O desaparecimento dos sintomas em geral é gradual, podendo ser progressivo ao longo de vários meses e não rapidamente como ocorre em outras doenças como a depressão ou o pânico. A melhora tende ainda a ser incompleta, isto é, não há em geral uma eliminação total dos sintomas embora 40 a 60% dos pacientes obtenham uma redução significativa na sua quantidade e intensidade.

É alto o índice de recaídas se houver interrupção da medicação, quando ela está sendo utilizada isoladamente. Uma pesquisa mostrou que em até 90% dos pacientes ocorre um retorno dos sintomas 4 meses após a descontinuação do medicamento.
Aparentemente, esta recaída é maior do que a que ocorre com pacientes que realizaram terapia cognitivo-comportamental, razão pela qual sempre é recomendável utilizar os dois tratamentos ao mesmo tempo. Mesmo durante o uso do medicamento, embora seja mais raro, podem ocorrer recaídas ou piora dos sintomas. Por estes motivos em geral se utiliza a medicação por longo tempo. Aqueles pacientes que têm um transtorno crônico e que apresentaram uma boa resposta usando apenas medicação, os especialistas recomendam manter o tratamento pelo menos durante um ano depois do desaparecimento dos sintomas.
Caso tenham realizado também terapia cognitivo-comportamental devem manter, pelo menos, por mais 6 meses. Depois deste período fazer uma retirada gradual, retirando 25% da droga a cada dois meses.
Em pacientes que tiveram 3 ou 4 recaídas leves ou moderadas ou 2 a 4 recaídas severas recomendam considerar a possibilidade de manter a medicação por períodos maiores ou talvez por toda a vida.

É bom lembrar que estes medicamentos não provocam dependência (não viciam), embora possa a haver algum desconforto se eles forem suspensos abruptamente (síndrome de retirada). Não há problemas maiores em se utilizar por longos períodos. É importante comunicar ao médico todos os demais medicamentos que, eventualmente, estiver utilizando, pois podem ocorrer algumas interações importantes.

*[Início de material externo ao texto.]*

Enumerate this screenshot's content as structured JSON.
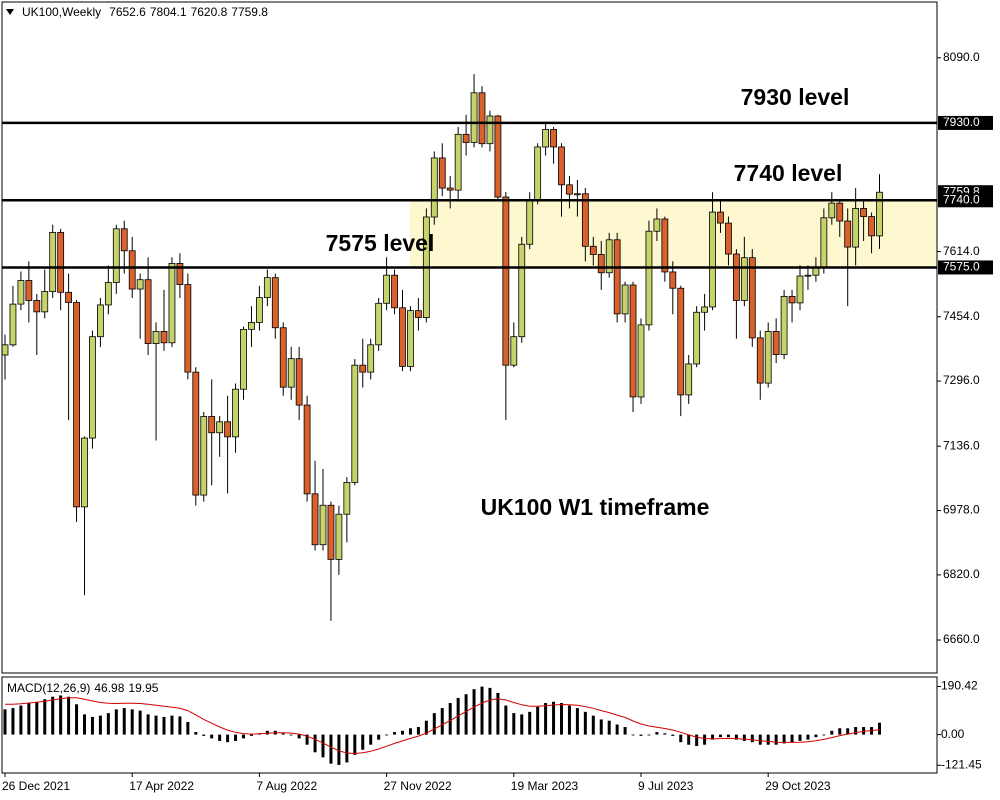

Muitos pacientes abandonam a medicação por causa dos efeitos colaterais. É importante lembrar que, embora incômodos, eles são mais intensos nas primeiras semanas de uso e que, em geral, diminuem depois.

Os mais comuns da clomipramina são: constipação intestinal, tonturas, "queda de pressão", boca seca, visão borrada, sonolência, retardo na ejaculação. São mais raros tremores das mãos e sudorese noturna.

Os mais comuns da fluoxetina, sertralina, paroxetina, fluvoxamina e citalopram são: inquietude, náuseas, dor abdominal, diarréia, insônia, dor de cabeça, disfunção sexual, tremores e, eventualmente, sonolência.